Just as a caterpillar is becoming a butterfly in the cocoon or parents are growing into parenthood during pregnancy, something is becoming on Holy Saturday. The reading from Job points us toward this anticipation. Job writes, “There is hope for a tree, if it is cut down, that it will sprout again, and that its shoots will not cease. Though its root grows old in the earth, and its stump dies in the ground, yet at the scent of water it will bud and put forth branches like a young plant.” Perhaps Job was not able to see that this same hope exists for humans and all of creation, but because of Jesus, we are assured that we are on a solid foundation in such a hope.
The hinge in Job’s hope is the word “yet.” The stump dies in the ground, yet, at the scent of water it will bud. On Holy Saturday we are in the “yet.” And that yet makes all the difference. We are not wasting away our lives, we are not merely waiting for the end to come. We are in the midst of the yet of God’s love. Yes, we still contend with the atrocities of Good Friday, with things like violence, war, meanness, and suffering. We still bury our loved ones and wish that death did not sever our connection with them. But we are not stuck there. Resurrection is on the way.

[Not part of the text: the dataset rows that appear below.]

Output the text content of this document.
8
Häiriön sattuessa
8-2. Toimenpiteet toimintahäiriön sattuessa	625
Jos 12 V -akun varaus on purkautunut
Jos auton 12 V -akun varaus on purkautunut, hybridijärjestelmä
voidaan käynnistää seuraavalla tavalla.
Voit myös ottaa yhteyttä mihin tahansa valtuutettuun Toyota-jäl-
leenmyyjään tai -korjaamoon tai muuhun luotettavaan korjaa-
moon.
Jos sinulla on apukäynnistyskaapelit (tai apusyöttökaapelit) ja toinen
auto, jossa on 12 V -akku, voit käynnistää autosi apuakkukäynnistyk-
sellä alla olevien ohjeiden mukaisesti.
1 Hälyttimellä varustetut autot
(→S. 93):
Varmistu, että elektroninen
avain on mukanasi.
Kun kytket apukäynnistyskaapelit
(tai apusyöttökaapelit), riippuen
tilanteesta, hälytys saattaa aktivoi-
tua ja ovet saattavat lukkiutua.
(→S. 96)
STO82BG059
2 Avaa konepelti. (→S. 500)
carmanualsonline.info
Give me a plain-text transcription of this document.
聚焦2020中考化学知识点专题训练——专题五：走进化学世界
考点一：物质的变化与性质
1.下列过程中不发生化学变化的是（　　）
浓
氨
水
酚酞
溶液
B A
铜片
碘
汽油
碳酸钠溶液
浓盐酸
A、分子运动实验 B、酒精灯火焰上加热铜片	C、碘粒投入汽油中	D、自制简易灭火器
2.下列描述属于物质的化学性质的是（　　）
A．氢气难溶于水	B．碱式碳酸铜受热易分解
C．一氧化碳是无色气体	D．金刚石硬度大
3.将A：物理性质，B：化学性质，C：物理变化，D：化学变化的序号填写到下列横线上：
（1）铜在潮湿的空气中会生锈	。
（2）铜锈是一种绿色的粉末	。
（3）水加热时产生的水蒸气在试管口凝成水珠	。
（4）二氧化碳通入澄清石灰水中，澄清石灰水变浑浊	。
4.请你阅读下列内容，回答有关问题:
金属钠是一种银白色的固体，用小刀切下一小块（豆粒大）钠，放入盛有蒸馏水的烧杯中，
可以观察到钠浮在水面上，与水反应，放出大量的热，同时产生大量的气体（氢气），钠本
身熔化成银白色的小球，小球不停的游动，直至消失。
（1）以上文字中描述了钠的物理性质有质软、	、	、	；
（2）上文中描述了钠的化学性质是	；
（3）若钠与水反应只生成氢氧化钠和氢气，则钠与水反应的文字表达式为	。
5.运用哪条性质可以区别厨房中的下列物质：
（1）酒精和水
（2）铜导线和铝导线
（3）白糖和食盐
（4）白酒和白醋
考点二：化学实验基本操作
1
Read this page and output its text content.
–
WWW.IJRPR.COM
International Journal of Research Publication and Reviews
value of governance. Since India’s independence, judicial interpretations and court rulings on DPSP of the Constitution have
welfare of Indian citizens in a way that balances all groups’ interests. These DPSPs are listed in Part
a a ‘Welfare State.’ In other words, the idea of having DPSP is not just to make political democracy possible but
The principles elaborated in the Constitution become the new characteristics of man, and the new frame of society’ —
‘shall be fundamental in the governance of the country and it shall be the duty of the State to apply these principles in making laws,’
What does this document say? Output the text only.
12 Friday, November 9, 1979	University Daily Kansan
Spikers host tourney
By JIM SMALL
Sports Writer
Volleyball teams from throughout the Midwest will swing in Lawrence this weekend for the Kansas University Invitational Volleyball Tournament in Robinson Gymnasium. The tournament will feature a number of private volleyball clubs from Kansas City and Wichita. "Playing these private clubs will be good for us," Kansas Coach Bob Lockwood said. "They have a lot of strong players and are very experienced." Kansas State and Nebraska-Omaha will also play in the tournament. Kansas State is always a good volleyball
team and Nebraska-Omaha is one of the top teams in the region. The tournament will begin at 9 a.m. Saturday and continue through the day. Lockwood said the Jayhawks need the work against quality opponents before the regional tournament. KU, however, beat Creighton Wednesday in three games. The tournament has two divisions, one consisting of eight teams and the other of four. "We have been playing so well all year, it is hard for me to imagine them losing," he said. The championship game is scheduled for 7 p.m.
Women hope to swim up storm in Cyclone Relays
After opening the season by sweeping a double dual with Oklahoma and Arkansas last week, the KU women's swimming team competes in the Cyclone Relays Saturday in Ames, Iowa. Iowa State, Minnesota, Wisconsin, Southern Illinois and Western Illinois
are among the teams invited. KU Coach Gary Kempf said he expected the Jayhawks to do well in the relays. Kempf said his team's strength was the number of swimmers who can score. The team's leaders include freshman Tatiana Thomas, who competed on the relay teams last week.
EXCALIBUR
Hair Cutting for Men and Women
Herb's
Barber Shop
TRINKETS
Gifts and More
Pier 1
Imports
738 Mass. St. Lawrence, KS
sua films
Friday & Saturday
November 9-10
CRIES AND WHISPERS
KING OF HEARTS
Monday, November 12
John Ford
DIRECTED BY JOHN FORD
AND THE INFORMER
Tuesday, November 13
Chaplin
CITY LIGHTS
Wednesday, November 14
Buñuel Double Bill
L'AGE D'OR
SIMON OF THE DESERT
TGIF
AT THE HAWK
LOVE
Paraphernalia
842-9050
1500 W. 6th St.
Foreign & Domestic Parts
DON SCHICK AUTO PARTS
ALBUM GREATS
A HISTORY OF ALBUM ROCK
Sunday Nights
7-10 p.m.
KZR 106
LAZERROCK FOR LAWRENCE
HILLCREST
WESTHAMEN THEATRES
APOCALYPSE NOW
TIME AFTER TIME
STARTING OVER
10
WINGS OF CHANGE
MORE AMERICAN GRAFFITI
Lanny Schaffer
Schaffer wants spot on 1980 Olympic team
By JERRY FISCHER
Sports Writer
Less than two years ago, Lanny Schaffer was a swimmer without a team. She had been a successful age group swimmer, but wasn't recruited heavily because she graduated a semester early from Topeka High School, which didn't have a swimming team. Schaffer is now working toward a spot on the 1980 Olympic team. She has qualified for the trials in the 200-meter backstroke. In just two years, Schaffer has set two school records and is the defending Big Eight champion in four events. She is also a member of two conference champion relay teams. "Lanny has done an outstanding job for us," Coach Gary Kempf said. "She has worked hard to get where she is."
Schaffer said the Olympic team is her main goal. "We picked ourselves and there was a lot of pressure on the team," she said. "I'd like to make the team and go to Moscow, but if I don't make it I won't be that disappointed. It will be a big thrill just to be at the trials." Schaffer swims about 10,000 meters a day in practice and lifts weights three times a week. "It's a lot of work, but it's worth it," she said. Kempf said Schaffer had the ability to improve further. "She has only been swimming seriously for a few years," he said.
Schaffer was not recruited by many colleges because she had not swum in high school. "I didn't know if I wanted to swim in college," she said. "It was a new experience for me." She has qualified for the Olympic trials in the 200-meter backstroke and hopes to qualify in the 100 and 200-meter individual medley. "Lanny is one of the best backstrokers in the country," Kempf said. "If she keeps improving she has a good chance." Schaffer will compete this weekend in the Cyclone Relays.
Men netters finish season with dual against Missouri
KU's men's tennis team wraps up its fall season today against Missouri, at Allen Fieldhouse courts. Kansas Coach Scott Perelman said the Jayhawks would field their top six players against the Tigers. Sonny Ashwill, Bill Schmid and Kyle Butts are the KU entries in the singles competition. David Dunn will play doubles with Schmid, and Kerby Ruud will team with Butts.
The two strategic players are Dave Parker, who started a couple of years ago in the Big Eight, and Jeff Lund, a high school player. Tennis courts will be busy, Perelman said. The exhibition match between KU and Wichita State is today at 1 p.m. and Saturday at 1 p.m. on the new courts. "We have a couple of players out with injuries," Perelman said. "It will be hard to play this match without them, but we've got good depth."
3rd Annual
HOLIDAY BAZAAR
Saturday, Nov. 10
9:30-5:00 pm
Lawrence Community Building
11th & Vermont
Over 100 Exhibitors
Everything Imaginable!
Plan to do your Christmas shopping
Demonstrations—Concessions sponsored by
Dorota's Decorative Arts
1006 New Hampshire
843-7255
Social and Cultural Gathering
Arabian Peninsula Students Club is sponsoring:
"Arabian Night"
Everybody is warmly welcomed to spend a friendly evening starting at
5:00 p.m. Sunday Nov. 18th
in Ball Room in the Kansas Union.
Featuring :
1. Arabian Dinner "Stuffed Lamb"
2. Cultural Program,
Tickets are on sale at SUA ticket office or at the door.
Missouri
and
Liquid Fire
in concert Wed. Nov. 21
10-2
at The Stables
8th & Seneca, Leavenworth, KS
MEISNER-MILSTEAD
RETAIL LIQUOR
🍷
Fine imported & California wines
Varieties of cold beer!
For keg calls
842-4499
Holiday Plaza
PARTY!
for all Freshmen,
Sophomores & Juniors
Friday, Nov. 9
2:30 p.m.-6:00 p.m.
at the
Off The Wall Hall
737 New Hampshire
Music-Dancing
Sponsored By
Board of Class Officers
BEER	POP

And just as surely as a seed puts forth a shoot or an in-utero baby kicks and moves, there are waves of the Resurrection breaking onto our shores even now. No, even on this side of Easter the kingdom has not fully arrived on earth as it is in heaven; yet, it is on the way. And so our waiting is done as sentinels who watch for signs of reconciliation, of new possibility, of a peace that passes all understanding, of a love that is making all things well. Our waiting is done as heralds who announce this hope and arrival. Our waiting is done as ambassadors who work to pave the way for the coming of our Lord. Our waiting is done in wonder, love, and praise as we steep and steel ourselves in the promise of God who is on the way.
And what makes this waiting secure is what Job prays for – that God would remember. We wait, but do so not because we have been forgotten. We wait because a transformation is happening that unfolding in time. Death is being undone. Sin is becoming overcome. Everything sad is becoming untrue. We are not idly standing by, we are growing in faith, hope, and love. Just as surely as the Father remembered Jesus in the tomb and raised him up on the third day, we are also remembered as we are given the time and space to become more fully what God intends for us to be: the beloved community of God.